Prevent Your FJ Cruiser From Bending a Spindle With a Total Chaos Fabrication Weld-In Gusset

Bent Spindle, Be Gone!

Evan PerkinsPhotographer, Writer

When it comes to simplicity and strength, nothing beats the stoutness and subtlety of a solid axle. But when the on-road compliance that modern America cries for took over, a fully independent suspension became the obvious answer. And thus a generation of IFS off-roaders was born.

While manufacturers have bolstered these fancy, freer-moving components significantly since their inception, there are still some inevitable and inherent weaknesses. In the case of our 2012 FJ Cruiser, it was the spindles that were the first to cry out in protest of our off-road adventures. A modern, tall design, the spindles are very thin and prone to bending (across all model years). A rapid pace over rough roads or even a significant boulder bounce can cause the top of the spindle, which supports the upper ball joint, to bend inward. This alters the spindle inclination and throws off caster and camber. The results of a bent spindle will register immediately on an alignment report and, in severe situations, visually.

Fortunately, the cure to this weak spindle problem is a simple set of spindle gussets from Total Chaos Fabrication.
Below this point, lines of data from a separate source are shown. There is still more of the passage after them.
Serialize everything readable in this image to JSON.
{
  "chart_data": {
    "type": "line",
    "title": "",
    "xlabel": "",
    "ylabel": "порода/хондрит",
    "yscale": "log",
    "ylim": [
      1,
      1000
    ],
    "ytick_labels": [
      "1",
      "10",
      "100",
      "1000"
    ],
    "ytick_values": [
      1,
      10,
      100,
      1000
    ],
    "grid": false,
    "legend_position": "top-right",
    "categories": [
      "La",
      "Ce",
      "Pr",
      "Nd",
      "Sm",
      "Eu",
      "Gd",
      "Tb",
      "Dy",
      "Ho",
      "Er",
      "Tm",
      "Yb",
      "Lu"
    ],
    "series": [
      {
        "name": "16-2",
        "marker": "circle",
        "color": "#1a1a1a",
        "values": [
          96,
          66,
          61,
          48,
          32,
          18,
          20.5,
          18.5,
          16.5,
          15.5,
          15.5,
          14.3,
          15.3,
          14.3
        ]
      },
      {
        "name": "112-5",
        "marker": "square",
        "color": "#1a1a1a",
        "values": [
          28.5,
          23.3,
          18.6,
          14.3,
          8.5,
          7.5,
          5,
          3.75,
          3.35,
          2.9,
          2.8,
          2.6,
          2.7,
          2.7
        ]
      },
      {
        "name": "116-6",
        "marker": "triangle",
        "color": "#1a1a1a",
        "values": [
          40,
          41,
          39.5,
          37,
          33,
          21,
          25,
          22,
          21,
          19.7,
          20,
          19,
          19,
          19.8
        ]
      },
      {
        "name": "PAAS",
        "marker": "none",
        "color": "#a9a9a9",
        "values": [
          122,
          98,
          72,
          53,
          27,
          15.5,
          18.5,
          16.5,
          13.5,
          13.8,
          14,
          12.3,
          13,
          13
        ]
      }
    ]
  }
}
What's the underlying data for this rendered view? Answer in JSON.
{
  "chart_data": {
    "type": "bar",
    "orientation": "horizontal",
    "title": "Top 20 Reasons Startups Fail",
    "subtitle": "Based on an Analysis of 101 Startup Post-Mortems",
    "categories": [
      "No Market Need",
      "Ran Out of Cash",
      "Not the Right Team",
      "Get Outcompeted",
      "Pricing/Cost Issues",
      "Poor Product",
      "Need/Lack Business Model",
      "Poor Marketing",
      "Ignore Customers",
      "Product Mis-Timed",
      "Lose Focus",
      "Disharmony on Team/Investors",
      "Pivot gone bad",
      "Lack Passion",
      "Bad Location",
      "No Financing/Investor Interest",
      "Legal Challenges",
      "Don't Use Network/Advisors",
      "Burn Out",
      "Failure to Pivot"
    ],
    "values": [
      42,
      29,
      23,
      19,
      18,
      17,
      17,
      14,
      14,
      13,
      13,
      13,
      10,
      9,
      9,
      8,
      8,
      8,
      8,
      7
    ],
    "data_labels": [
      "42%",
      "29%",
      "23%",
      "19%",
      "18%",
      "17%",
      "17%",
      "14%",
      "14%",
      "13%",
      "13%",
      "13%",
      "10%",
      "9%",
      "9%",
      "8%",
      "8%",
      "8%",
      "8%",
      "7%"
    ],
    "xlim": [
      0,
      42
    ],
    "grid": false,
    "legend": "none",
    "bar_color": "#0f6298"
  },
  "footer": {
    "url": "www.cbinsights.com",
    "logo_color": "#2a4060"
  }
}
We tweaked our driver-side spindle enough that going down the road put the steering at more than a few degrees of list. The spindle could have been bent back, but instead, a replacement core was sourced cheaply on Craigslist. Follow along as we remove the spindle from the chassis, beef it up, and reinstall it for more wheeling to come.

The gusset, because it wraps around the back of the ball joint, makes it difficult to reinstall the safety pin in the top castle nut. Our solution was to drill a hole through the existing ball joint safety pin hole and directly through the gusset behind it. We then tightened the ball joint and passed the safety pin through both the castle nut and gusset and bent it from the backside.